Key Messages For most adult patients with type 2 diabetes, when proper diet and exercise are not enough to control hyperglycemia: Start oral therapy with metformin. Add a sulfonylurea to metformin when metformin alone is not enough to adequately control hyperglycemia. Add neutral protamine Hagedorn (NPH) insulin when metformin and a sulfonylurea are not enough to adequately control hyperglycemia. OR Add a DPP-4 inhibitor to metformin and a sulfonylurea in the rare instances when insulin is not an option. Optimize the dose of the drug at each stage of therapy before moving to the next. Proper diet and exercise should be encouraged at every stage. *Patients experiencing significant hypoglycemia during efforts to reach target glycated hemoglobin (A1C) with NPH insulin may benefit from a switch to a long-acting insulin analogue (i.e., insulin glargine or insulin detemir).

BACKGROUND

In August 2010, the Canadian Agency for Drugs and Technologies in Health (CADTH) published a systematic review and network meta-analysis assessing the comparative safety and efficacy of all available classes of antihyperglycemic therapies added to metformin in patients with type 2 diabetes who were experiencing inadequate glycemic control on metformin monotherapy., The results of this review indicated that there were no apparent differences in efficacy (as measured by glycated hemoglobin [hemoglobin A1C]) across the available drug classes, although there were differences in the risk of hypoglycemia and changes in body weight. A cost-utility analysis performed using the results of the systematic review found sulfonylureas to be the most cost-effective second-line treatment option., Based on these analyses, the Canadian Optimal Medication Prescribing and Utilization Service (or COMPUS) Expert Review Committee (or CERC) recommended that most patients requiring a second treatment after metformin should be prescribed a sulfonylurea.

RECOMMENDATIONS

Recommendation 1 The Canadian Drug Expert Committee (CDEC) recommends that a sulfonylurea be added to metformin for most adults with type 2 diabetes inadequately controlled on metformin alone.
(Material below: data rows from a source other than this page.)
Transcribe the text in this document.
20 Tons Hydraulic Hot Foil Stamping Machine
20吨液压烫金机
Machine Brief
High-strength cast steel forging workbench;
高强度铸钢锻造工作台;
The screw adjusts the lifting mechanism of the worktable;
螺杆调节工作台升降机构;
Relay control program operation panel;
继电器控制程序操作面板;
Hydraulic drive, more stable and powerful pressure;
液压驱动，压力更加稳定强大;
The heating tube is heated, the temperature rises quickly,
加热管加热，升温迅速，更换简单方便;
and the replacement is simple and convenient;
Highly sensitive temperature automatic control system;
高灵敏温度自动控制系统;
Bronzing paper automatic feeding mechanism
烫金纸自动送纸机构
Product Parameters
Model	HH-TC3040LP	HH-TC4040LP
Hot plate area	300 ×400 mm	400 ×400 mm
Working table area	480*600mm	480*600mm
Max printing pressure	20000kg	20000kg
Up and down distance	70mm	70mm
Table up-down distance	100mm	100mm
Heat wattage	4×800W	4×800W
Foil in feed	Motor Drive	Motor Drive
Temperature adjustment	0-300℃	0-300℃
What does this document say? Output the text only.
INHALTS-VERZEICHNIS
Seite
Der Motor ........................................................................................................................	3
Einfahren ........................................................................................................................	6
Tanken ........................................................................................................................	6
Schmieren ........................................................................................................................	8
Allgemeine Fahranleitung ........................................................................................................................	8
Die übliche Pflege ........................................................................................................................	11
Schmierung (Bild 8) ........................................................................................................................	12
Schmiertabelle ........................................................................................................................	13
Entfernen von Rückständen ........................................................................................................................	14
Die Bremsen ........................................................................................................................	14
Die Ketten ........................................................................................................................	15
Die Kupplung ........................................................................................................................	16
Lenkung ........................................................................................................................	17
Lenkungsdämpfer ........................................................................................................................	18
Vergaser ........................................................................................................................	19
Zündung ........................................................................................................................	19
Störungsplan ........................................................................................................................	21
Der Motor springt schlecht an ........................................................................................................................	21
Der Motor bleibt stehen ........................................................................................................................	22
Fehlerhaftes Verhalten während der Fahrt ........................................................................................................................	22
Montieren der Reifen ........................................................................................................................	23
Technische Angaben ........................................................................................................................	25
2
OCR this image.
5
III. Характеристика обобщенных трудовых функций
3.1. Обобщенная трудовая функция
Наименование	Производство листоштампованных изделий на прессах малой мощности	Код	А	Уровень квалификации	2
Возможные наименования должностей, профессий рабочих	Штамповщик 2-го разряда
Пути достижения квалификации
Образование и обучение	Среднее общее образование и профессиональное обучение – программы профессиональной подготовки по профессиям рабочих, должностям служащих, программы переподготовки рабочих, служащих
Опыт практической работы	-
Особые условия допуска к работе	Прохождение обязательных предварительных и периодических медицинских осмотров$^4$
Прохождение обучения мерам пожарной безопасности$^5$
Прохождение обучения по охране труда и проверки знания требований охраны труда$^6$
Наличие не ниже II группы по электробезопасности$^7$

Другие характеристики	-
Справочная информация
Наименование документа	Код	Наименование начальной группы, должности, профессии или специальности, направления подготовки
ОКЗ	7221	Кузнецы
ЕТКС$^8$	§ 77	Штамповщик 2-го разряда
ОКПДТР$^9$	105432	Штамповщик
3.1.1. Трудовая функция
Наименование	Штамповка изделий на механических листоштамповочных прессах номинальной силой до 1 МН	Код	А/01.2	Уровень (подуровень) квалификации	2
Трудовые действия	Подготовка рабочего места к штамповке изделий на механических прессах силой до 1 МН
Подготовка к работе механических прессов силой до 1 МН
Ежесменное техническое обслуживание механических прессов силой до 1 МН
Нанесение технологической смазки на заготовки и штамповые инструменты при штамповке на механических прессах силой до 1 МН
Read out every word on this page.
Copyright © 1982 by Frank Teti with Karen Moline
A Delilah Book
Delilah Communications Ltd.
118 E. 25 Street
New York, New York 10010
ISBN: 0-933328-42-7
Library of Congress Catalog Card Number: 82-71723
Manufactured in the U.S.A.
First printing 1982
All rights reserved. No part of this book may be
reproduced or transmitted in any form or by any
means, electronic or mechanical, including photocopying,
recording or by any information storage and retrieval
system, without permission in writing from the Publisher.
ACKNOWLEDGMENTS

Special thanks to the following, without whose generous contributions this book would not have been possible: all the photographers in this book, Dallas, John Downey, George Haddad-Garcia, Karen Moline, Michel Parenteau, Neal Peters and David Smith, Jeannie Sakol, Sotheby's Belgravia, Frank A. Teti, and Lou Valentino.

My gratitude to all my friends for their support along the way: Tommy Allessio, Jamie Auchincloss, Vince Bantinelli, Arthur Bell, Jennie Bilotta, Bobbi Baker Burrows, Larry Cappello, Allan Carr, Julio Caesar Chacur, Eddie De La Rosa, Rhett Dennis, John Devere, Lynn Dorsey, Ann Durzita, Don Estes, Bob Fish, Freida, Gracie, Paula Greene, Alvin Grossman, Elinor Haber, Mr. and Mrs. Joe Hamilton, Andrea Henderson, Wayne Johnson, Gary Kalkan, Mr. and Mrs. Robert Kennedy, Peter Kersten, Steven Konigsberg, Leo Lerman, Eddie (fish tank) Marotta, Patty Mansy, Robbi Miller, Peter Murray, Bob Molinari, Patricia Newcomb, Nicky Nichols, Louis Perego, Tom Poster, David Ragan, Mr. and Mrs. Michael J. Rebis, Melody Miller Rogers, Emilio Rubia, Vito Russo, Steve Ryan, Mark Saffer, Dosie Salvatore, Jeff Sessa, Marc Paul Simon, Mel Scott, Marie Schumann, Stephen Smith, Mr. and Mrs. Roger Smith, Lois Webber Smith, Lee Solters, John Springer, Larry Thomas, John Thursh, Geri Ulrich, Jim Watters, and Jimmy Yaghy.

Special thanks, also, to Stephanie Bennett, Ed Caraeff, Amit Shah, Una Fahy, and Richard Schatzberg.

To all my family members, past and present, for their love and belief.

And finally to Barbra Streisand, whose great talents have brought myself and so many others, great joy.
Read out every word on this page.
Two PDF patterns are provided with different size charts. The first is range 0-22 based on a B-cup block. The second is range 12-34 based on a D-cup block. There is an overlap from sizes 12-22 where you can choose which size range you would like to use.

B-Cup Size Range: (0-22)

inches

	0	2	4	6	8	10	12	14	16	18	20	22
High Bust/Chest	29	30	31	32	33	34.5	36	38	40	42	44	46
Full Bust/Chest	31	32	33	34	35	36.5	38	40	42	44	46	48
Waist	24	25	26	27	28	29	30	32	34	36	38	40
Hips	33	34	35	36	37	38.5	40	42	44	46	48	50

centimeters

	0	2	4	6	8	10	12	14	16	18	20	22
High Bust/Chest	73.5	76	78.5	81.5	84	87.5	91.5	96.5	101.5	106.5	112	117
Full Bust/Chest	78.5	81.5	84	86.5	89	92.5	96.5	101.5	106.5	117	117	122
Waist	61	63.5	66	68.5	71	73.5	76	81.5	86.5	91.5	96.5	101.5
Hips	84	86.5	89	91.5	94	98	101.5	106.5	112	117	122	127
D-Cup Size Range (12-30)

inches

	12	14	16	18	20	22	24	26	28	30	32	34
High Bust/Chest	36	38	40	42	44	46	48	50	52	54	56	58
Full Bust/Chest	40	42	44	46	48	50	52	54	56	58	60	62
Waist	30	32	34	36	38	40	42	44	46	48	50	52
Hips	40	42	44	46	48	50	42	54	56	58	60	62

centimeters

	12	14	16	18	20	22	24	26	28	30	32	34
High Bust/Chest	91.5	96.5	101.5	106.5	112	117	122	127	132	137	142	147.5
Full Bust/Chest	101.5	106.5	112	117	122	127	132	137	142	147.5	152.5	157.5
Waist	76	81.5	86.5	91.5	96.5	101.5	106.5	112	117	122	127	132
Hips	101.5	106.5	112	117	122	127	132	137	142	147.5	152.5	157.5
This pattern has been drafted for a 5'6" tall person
SUMMARY OF RECOMMENDATIONS

Recommendation 1 The Canadian Drug Expert Committee (CDEC) recommends that a sulfonylurea be added to metformin for most adults with type 2 diabetes inadequately controlled on metformin alone. Recommendation 2 The Canadian Drug Expert Committee (CDEC) recommends that insulin NPH be added for most adults with type 2 diabetes inadequately controlled on metformin and a sulfonylurea. Recommendation 3 In circumstances where patients with type 2 diabetes are unable to use insulin as a third-line option, the Canadian Drug Expert Committee (CDEC) recommends that a DPP-4 inhibitor may be added to metformin and sulfonylurea therapy.

RESEARCH GAPS

Direct or indirect comparisons assessing the relative efficacy of different antihyperglycemic drugs for the prevention of macrovascular and microvascular diabetes-related complications. Due to the relatively short duration of the included trials, it was impossible to accurately determine whether there were differences in the durability of antihyperglycemic effects across the various drug classes.